Cette manière d’approcher l’islam, hors de l’Histoire, a fait le « chou gras » de journalistes et d’une certaine presse en quête de sensationnel., beaucoup plus vendeur.

Il y a, ainsi, quelques fois une curieuse similitude entre l’approche intégriste et et celle de la presse sensationnelle des faits islamiques. ans cette démarche, on qualifie d’islamique tout et son contraire et la connaissance objective d’une religion-mosaïque cède, de plus en plus, aux ouï-dire, aux présupposés et aux stéréotypes. Finalement, cette religion est caricaturée et réduite à un monothéisme particulièrement monolithique, sans histoire et hors de l’Histoire qui déterminerait tout sans subir aucune autre détermination comme le décrie Mohamed-Chérif Ferjani.

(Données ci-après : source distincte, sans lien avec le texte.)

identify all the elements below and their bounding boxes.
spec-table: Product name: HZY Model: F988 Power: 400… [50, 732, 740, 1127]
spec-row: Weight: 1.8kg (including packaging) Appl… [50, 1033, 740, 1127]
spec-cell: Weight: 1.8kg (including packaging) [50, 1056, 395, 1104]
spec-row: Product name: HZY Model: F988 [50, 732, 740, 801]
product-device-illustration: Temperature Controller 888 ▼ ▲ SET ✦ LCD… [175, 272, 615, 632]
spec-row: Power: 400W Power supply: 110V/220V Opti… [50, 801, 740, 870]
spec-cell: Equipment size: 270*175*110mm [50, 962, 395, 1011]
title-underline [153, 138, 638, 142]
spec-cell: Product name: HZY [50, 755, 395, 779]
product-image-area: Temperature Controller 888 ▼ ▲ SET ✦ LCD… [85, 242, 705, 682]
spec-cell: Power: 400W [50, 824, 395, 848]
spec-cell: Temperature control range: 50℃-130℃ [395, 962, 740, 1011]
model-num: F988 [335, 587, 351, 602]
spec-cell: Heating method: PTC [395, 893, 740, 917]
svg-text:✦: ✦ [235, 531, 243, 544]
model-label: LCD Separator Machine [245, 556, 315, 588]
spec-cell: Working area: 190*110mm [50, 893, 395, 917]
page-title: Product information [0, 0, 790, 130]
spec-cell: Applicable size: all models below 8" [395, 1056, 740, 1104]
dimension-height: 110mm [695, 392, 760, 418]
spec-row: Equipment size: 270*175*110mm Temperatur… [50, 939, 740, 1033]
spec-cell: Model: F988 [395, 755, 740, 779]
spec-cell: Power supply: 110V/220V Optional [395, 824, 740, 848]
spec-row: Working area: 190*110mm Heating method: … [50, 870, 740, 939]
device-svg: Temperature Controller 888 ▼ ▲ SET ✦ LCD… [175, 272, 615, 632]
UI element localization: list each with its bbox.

Il est, aussi, un procédé des plus insidieux de l’obscurantisme contemporain et de l’islamophobie ambiante qui consiste à jouer sur le flou dans lequel sont volontairement enfermées les notions employées.

Devant de telles dérives, revenir à l’exigence du XVIIIème siècle et remonter à l’enseignement philosophique grec dans toute son éthique, à l’exigence de toute approche scientifique, donc, honnête, serait hautement souhaitable voire salutaire. Selon cette exigence, il faudrait définir les notions qu’on utilise pour ne les employer que dans le sens préalablement défini ou tout au moins explicité mais aussi circonstancié.

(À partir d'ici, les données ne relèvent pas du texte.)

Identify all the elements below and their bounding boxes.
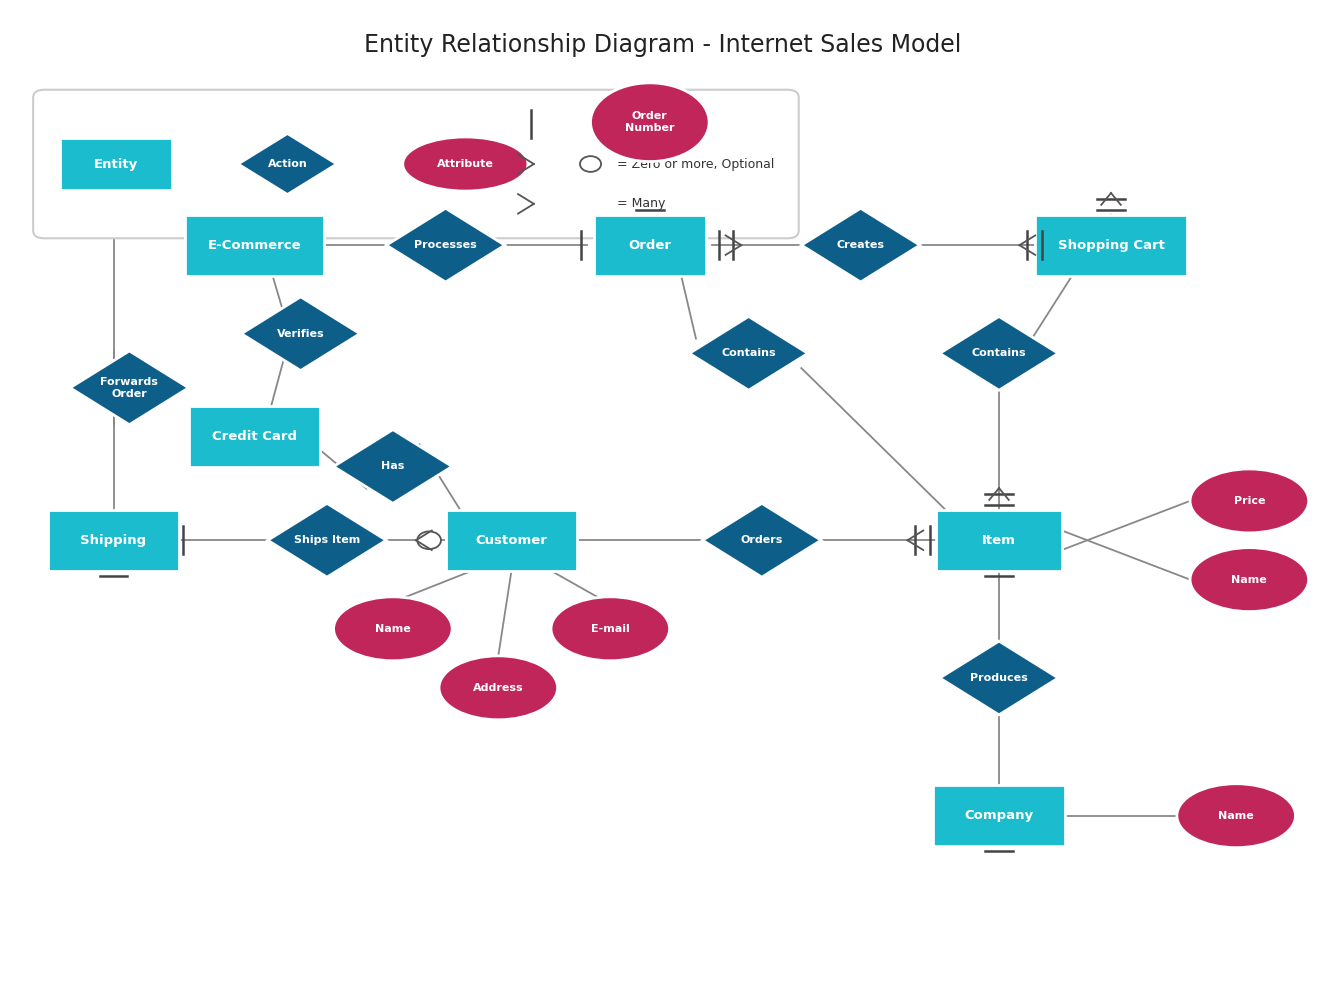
Text: Has: Has [381, 461, 404, 471]
FancyBboxPatch shape [934, 786, 1065, 846]
Ellipse shape [590, 83, 709, 162]
FancyBboxPatch shape [446, 510, 577, 570]
FancyBboxPatch shape [60, 139, 172, 189]
Polygon shape [940, 641, 1058, 715]
FancyBboxPatch shape [186, 214, 324, 276]
Polygon shape [70, 351, 188, 425]
Text: Creates: Creates [837, 240, 884, 250]
Polygon shape [268, 503, 386, 577]
FancyBboxPatch shape [1036, 214, 1187, 276]
FancyBboxPatch shape [48, 510, 179, 570]
Text: Order
Number: Order Number [625, 111, 675, 133]
Text: Item: Item [983, 534, 1016, 547]
Text: Orders: Orders [741, 536, 784, 546]
FancyBboxPatch shape [594, 214, 705, 276]
Polygon shape [690, 316, 808, 390]
Circle shape [579, 156, 601, 172]
Ellipse shape [334, 597, 452, 661]
Text: Contains: Contains [972, 348, 1026, 358]
Ellipse shape [1177, 784, 1296, 847]
Ellipse shape [439, 656, 558, 720]
Text: Credit Card: Credit Card [212, 431, 297, 443]
Text: Contains: Contains [721, 348, 776, 358]
Text: Action: Action [268, 159, 308, 169]
Circle shape [418, 532, 442, 550]
Ellipse shape [1189, 469, 1309, 533]
Text: = One: = One [617, 118, 656, 131]
Ellipse shape [403, 137, 528, 191]
Text: Customer: Customer [476, 534, 548, 547]
Polygon shape [386, 208, 505, 282]
Ellipse shape [552, 597, 670, 661]
Text: Shipping: Shipping [81, 534, 147, 547]
Text: Name: Name [1232, 574, 1268, 584]
Text: Order: Order [629, 239, 671, 252]
Text: Entity: Entity [94, 158, 138, 171]
Text: = Zero or more, Optional: = Zero or more, Optional [617, 158, 774, 171]
Text: E-mail: E-mail [591, 624, 630, 634]
Text: Company: Company [964, 809, 1033, 822]
Text: Address: Address [473, 682, 524, 692]
FancyBboxPatch shape [936, 510, 1062, 570]
Text: Price: Price [1233, 496, 1265, 506]
Text: Shopping Cart: Shopping Cart [1058, 239, 1164, 252]
FancyBboxPatch shape [188, 407, 321, 467]
Text: Attribute: Attribute [436, 159, 493, 169]
Polygon shape [334, 430, 452, 503]
Text: Processes: Processes [414, 240, 477, 250]
Text: Verifies: Verifies [277, 328, 325, 338]
Ellipse shape [1189, 548, 1309, 612]
Text: Forwards
Order: Forwards Order [101, 377, 158, 399]
Text: Entity Relationship Diagram - Internet Sales Model: Entity Relationship Diagram - Internet S… [365, 34, 961, 58]
Text: E-Commerce: E-Commerce [208, 239, 301, 252]
Polygon shape [241, 297, 359, 371]
Text: = Many: = Many [617, 197, 666, 210]
Polygon shape [239, 134, 337, 194]
FancyBboxPatch shape [33, 89, 798, 238]
Polygon shape [940, 316, 1058, 390]
Text: Produces: Produces [971, 673, 1028, 682]
Text: Name: Name [1219, 810, 1254, 820]
Text: Ships Item: Ships Item [294, 536, 361, 546]
Text: Name: Name [375, 624, 411, 634]
Polygon shape [703, 503, 821, 577]
Polygon shape [801, 208, 920, 282]
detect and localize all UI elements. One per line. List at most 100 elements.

Pour chaque époque de l’islam, chaque contexte théologique, à chacune de ces catégories ou acceptions, correspond évidemment une lecture particulière des textes fondateurs. Le moins averti d’histoire islamique est conscient des antagonismes et même des contradictions qui ont vu naître les différentes écoles théologiques de l’islam. Le plus souvent, ce sont les considérations politiques qui passent avant de varis problèmes d’entendement ou d’essence théologique. A partir de là, nous retrouvons les raisons de l’acharnement contre le soufisme et ses confréries dans un monde arabe, errant, sans issue, entre arabisme et islamisme, comme le soutient Charles Risk, et qui tente d’exporter ses contradictions socio-politiques, religieusement maquillées dans d’aures contrées du monde musulman..

C’est ainsi, par exemple, que l’islam mystique – incarné et immortalisé, entre autres, par la figure emblématique d’un Ibn ‘Arabî ou encore d’un Mansour al-Hallâj (858-922) – a été harcelé, banni, combattu de manière violente, extirpé même, par l’islam juridico-théologico-dogmatique, d’ailleurs très souvent  à la solde l’instance politique temporelle, fût-elle despotique.

Les dangereuses accointances entre autorités politiques et théologiens instaurent un système opaque où les premières se légitiment par les fatwa-s que les seconds leur produisent – à volonté – pour se servir de leur main armée et mieux combattre leurs contradicteurs, voire, simplement tous ceux qui voient ou réfléchissent autrement.

Le conflit ne date pas d’aujourd’hui. Il est très ancien et a opposé, en son temps, les tenants d’un islam se disant intégral, figé dans la lettre du texte dépouillé de son sens, dont il tue progressivement l’esprit, et les défenseurs d’un islam du for intérieur et/ou ouvert à la libre interprétation (ijtihâd).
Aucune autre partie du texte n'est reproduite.